Une vallée bretonne revit après l'effacement d'un barrage
DEGIOANNI Jacques-Franck | le 06/06/2002 | Eure, Eure-et-Loir, Cher, Mayenne, Morbihan
Entre Belle-Isle-en-Terre et Trégrom (ouest des Côtes-d'Armor), le Léguer a retrouvé son lit d'origine, dans une vallée en pleine renaissance après le long effacement du paysage d'un barrage hydro-électrique, une première en France sur une rivière à saumons.
La décision de détruire le vieux barrage de Kernansquillec, situé sur la commune de Plounévez-Moëdec, avait été prise pour des raisons de sécurité à la suite des crues catastrophiques de janvier 1995.

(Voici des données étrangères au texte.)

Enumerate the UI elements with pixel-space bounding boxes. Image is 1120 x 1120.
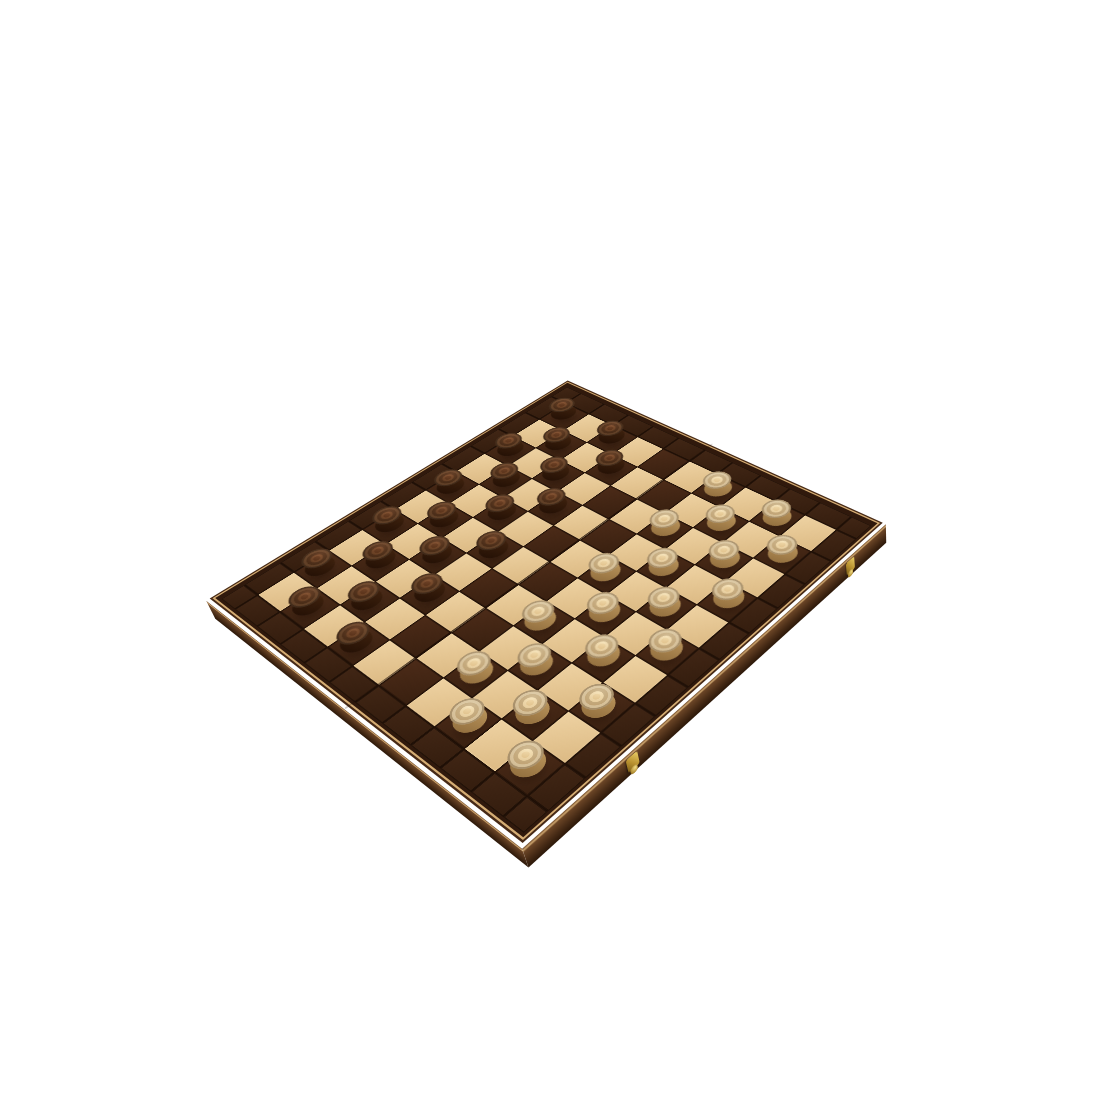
brass-clasp-icon[interactable]: [626, 750, 640, 773]
checkers-board-3d: [206, 380, 886, 848]
board-mat-border: [215, 383, 877, 837]
dark-piece[interactable]: [528, 492, 581, 525]
dark-square[interactable]: [341, 582, 399, 621]
dark-piece[interactable]: [295, 551, 351, 588]
dark-square[interactable]: [295, 551, 351, 588]
board-outer-rim: [210, 380, 883, 842]
product-photo-canvas: [0, 0, 1120, 1120]
perspective-scene: [550, 522, 1093, 1065]
frame-cell: [221, 585, 257, 609]
dark-square[interactable]: [528, 492, 581, 525]
dark-piece[interactable]: [341, 582, 399, 621]
board-pinstripe: [212, 382, 880, 840]
brass-clasp-icon[interactable]: [846, 556, 855, 576]
board-grid: [221, 387, 871, 833]
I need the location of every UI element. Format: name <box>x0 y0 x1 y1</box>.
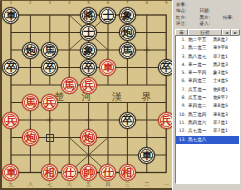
red-file-label: 四 <box>103 181 113 187</box>
black-move-text[interactable]: 卒7進1 <box>213 119 238 127</box>
red-piece-仕[interactable]: 仕 <box>61 164 78 181</box>
comment-label: 评注: <box>176 21 198 27</box>
move-number: 1. <box>176 36 187 44</box>
black-piece-炮[interactable]: 炮 <box>22 42 39 59</box>
red-file-label: 二 <box>142 181 152 187</box>
red-move-text[interactable]: 兵五進一 <box>187 94 213 102</box>
black-file-label: 7 <box>122 0 132 5</box>
red-file-label: 九 <box>6 181 16 187</box>
red-piece-馬[interactable]: 馬 <box>61 77 78 94</box>
black-piece-將[interactable]: 將 <box>80 7 97 24</box>
red-piece-相[interactable]: 相 <box>119 164 136 181</box>
black-file-label: 8 <box>142 0 152 5</box>
red-piece-炮[interactable]: 炮 <box>80 129 97 146</box>
move-number: 12. <box>176 127 187 135</box>
black-piece-馬[interactable]: 馬 <box>119 42 136 59</box>
black-move-text[interactable]: 車8進5 <box>213 102 238 110</box>
red-move-text[interactable]: 兵七進一 <box>187 127 213 135</box>
red-move-text[interactable]: 炮二平五 <box>187 36 213 44</box>
board-bottom-edge <box>0 188 172 190</box>
move-row[interactable]: 6.車四進三士4進5 <box>176 77 239 85</box>
black-move-text[interactable]: 炮8平7 <box>213 94 238 102</box>
move-row[interactable]: 9.車四進二車8進5 <box>176 102 239 110</box>
red-file-label: 七 <box>45 181 55 187</box>
black-move-text[interactable]: 卒7進1 <box>213 53 238 61</box>
red-piece-馬[interactable]: 馬 <box>22 94 39 111</box>
red-move-text[interactable]: 馬四進六 <box>187 119 213 127</box>
red-piece-炮[interactable]: 炮 <box>22 129 39 146</box>
red-piece-車[interactable]: 車 <box>99 59 116 76</box>
move-number: 11. <box>176 119 187 127</box>
black-file-label: 5 <box>84 0 94 5</box>
black-piece-卒[interactable]: 卒 <box>2 59 19 76</box>
red-piece-兵[interactable]: 兵 <box>158 112 172 129</box>
black-piece-車[interactable]: 車 <box>138 147 155 164</box>
black-move-text[interactable]: 炮8退1 <box>213 86 238 94</box>
black-file-label: 1 <box>6 0 16 5</box>
black-piece-卒[interactable]: 卒 <box>41 59 58 76</box>
black-piece-士[interactable]: 士 <box>99 7 116 24</box>
black-move-text[interactable]: 車8進3 <box>213 111 238 119</box>
black-piece-炮[interactable]: 炮 <box>119 24 136 41</box>
black-piece-卒[interactable]: 卒 <box>158 59 172 76</box>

Annoncée par le Premier ministre Edouard Balladur en visite dans la région au moment de ces inondations, la mesure avait provoqué localement quelques remous et suscité l'ire du maire de la commune, Gérard Quilin (DVG), qui avait dénoncé - et dénonce toujours - une "décision politique".
La population s'était habituée au voisinage de cet ouvrage ambitieux, édifié au début des années 1920 pour alimenter en énergie les puissantes papeteries Vallée de Belle-Isle-en-Terre, jusqu'à leur fermeture en 1965. L'usine hydro-électronique, pourtant devenue obsolète et encombrante, faisait partie du paysage et était largement perçue comme un élément-clé du patrimoine industriel local.
"Le barrage et la papeterie ont fortement marqué la vie de deux générations, et il a fallu lancer une campagne d'explications pour faire accepter le démantèlement", explique le président de l'Association pour la protection et la mise en valeur de la Vallée du Léguer, Jean David.
Pour gérer au mieux ce "traumatisme", les pouvoirs publics ont voulu faire de l'effacement du barrage un chantier "exemplaire", avant d'engager une réhabilitation du site.
La démolition du barrage, à l'automne 1996, a donc été réalisée prudemment, morceau par morceau, après une vidange au compte-gouttes, l'aspiration de quelque 90000 tonnes de sédiments et une pêche de sauvegarde dans le Léguer, l'une des dix grandes rivières à migrateurs (saumons, truites) de France.
Au fil de longs mois, la nature a repris ses droits sur les rives de ce sinueux cours d'eau. Inondées durant 70 ans, les berges ont petit à petit été colonisées et stabilisées par une végétation sauvage.
La réhabilitation des lieux, qui aura coûté 1,31 million d'euros si l'on prend en compte la démolition du barrage, est aujourd'hui en voie d'achèvement.
Longtemps difficile d'accès pour le public, ce site très boisé, désormais doté de sentiers pédestres longeant la rivière et sa passe mixte poissons-canoës, sera officiellement inauguré le 5 juillet.
Aujourd'hui, les élus des communautés de communes de Beg Ar C'hra et du Pays de Belle-Isle-en-Terre espèrent faire des environs de l'ancien barrage de Kernansquillec un "levier" pour le développement touristique local.